Hacker News new | ask | show | jobs
by tptacek 1045 days ago
UDP is connectionless precisely so you can build novel stateful protocols on it. There’s no promise in UDP that you’ll be able to statelessly monitor it.
2 comments

UDP is actually more expensive to NAT than TCP is. The reason is UDP fragmentation, which is my vote for the worst, and least forgivable, design error of TCP/IP.

Instead of putting the fragmentation in L4 (like QUIC now does) and including a UDP header on every fragmented packet in a datagram, UDP only includes the header on the first packet. With fragmentation happening; firewalls, NATs, and end-hosts have to buffer and coalesce IP packets based on IP IDs, before the destination can be identified. It's a real nuisance. A lot of CGNAT "stateless" implementations can't handle this and you get very hard to debug issues when there are fragmentation and MTU mismatches.

This is probably more accurately called IP fragmentation (since that is the layer where the fragmentation happens), and a lot of companies make it optional to support in networking gear. I'm surprised that you are using it or seeing it, because it is essentially obsolete today.

It has a legitimate purpose in old-timey systems which have bespoke MTUs on each link, but now the usual thing is to use 1500 bytes for WAN traffic, which is the generic Ethernet MTU, and reserve larger sizes for intra-datacenter communications.

There's a number of UDP protocols that have large enough payloads to fragment. DNSSEC and EDNS0 in particular made it much more common, though the EDNS0 flag day in 2020 partially undid some of the damage by getting folks to ratchet down their EDNS0 buffer sizes.

1500 is absolutely not a pervasively usable WAN MTU, you're going to need pMTUd if you're sending 1500 byte packets broadly. Plenty of WAN links won't tolerate it. If you don't want to deal with fragmentation at all ... 500 is the minimum guaranteed MTU, but in practice it's exceptionally rare to see anything below about 1200 require fragmentation. But you can always only control what you send, not what others are sending you.

One thing I've learned since joining Fly.io in 2020 is to laugh when people point to the 1500 MTU. You absolutely can't count on that: IPv6 cuts into it, and so does every additional layer of encapsulation on your path.
Yeah, you have to account for the headers in the 1500 byte MTU, which I suppose can be substantial if you have several VLAN tags, IPSec, IPv6, and a bunch of IP options.
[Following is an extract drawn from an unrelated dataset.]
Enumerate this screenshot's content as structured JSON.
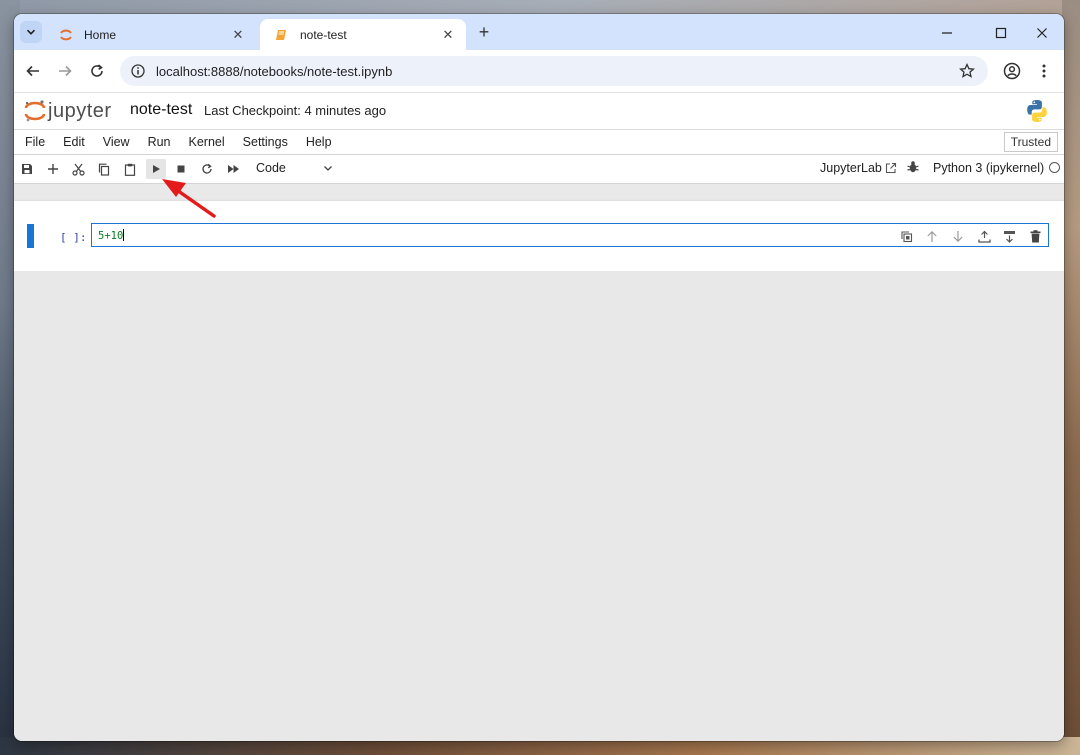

Presumably most of that encapsulation happens inside a datacenter, though, where you can use jumbo frames.
With IPv6 only the endpoint can fragment, not any hop in between.
Even well-behaved unfragmented UDP should be more expensive to NAT because it doesn't have an end-of-stream "FIN" marker, meaning stateful middleboxes need to retain state for longer because they can only time out.
Timeouts on UDP are usually much shorter than TCP, so it's not as bad as it sounds.
But TCP fragments in the same way?
TCP does not use IP fragmentation, and the IP packets are marked "Don't fragment". TCP performs its own fragmentation and every packet gets a TCP header in its leading section. A NAT, Firewall, or end-host can L4 route the TCP packet as-is and does not need to correlate with other packets.
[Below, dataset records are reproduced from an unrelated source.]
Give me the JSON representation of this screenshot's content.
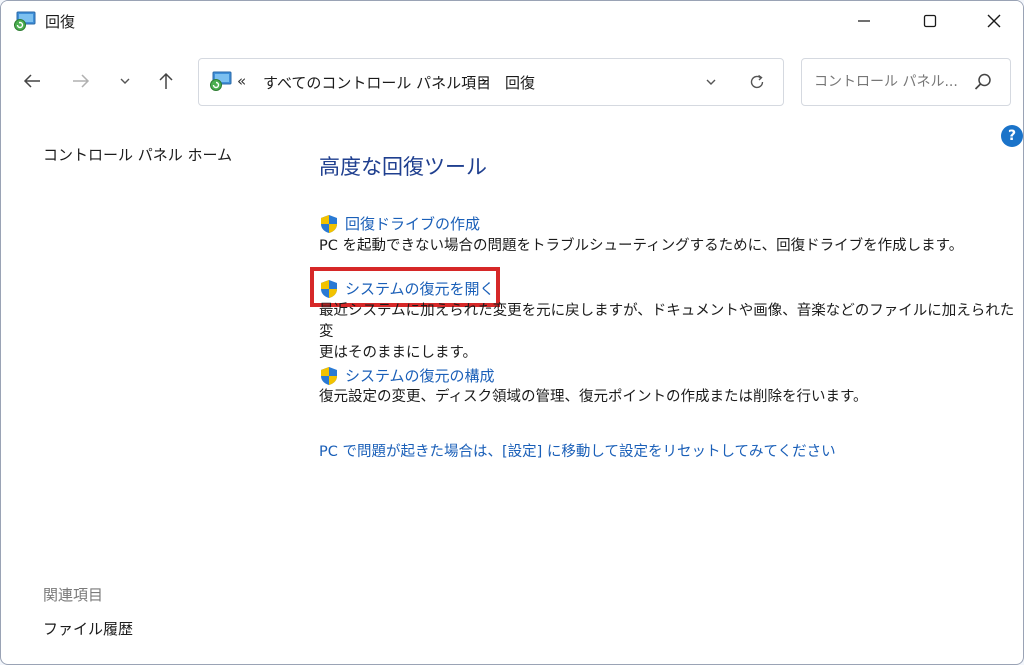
{
  "window": {
    "title": "回復"
  },
  "nav": {
    "back_icon": "arrow-left-icon",
    "forward_icon": "arrow-right-icon",
    "recent_icon": "chevron-down-icon",
    "up_icon": "arrow-up-icon"
  },
  "address_bar": {
    "overflow": "«",
    "path": [
      "すべてのコントロール パネル項目",
      "回復"
    ],
    "separator": "›"
  },
  "search": {
    "placeholder": "コントロール パネル..."
  },
  "sidebar": {
    "home_link": "コントロール パネル ホーム",
    "related_heading": "関連項目",
    "related_items": [
      "ファイル履歴"
    ]
  },
  "main": {
    "heading": "高度な回復ツール",
    "items": [
      {
        "link": "回復ドライブの作成",
        "description": "PC を起動できない場合の問題をトラブルシューティングするために、回復ドライブを作成します。"
      },
      {
        "link": "システムの復元を開く",
        "description_line1": "最近システムに加えられた変更を元に戻しますが、ドキュメントや画像、音楽などのファイルに加えられた変",
        "description_line2": "更はそのままにします。"
      },
      {
        "link": "システムの復元の構成",
        "description": "復元設定の変更、ディスク領域の管理、復元ポイントの作成または削除を行います。"
      }
    ],
    "reset_link": "PC で問題が起きた場合は、[設定] に移動して設定をリセットしてみてください"
  },
  "help": {
    "label": "?"
  },
  "colors": {
    "link": "#1a5fb8",
    "heading": "#1f3f8f",
    "highlight": "#d62828",
    "help": "#1a73c9"
  }
}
Edited to extend: this is why TCP has a "Maximum Segment Size", and why Path MTU Discovery information has to be passed into the TCP state machine. It is TCP that takes responsibility for carving up the data into the packets, not IP.
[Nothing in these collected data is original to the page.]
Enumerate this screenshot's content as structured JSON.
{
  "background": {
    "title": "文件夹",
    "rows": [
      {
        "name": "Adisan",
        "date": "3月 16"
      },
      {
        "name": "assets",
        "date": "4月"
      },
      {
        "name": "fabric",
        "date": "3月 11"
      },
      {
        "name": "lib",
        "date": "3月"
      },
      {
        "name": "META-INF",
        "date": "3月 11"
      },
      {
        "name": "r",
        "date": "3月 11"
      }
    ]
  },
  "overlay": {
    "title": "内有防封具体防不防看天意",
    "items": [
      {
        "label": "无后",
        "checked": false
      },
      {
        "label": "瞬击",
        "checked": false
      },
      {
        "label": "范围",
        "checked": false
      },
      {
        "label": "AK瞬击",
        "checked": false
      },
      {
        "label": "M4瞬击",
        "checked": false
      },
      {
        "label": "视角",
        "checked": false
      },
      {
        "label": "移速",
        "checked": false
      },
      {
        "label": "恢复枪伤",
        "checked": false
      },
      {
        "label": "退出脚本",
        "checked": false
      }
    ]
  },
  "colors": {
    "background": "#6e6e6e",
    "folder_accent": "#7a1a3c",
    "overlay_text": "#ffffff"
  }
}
One of the goals of UDP was to avoid needing this kind of state, which is why the IP layer handles fragmentation for it instead. This is allowed on a hop-by-hop basis, unless the DF bit is set; so when a "too big" packet gets to a node with a smaller MTU, it can just split it and send on the fragments. No PMTUD needed.

The design could have been for the fragmenting node to also add a UDP header as part of that process, but was not. It would have been a simple change at the time. It's had a lot of consequences since and is responsible for a decent amount of complexity in hardware and software packet pipelines.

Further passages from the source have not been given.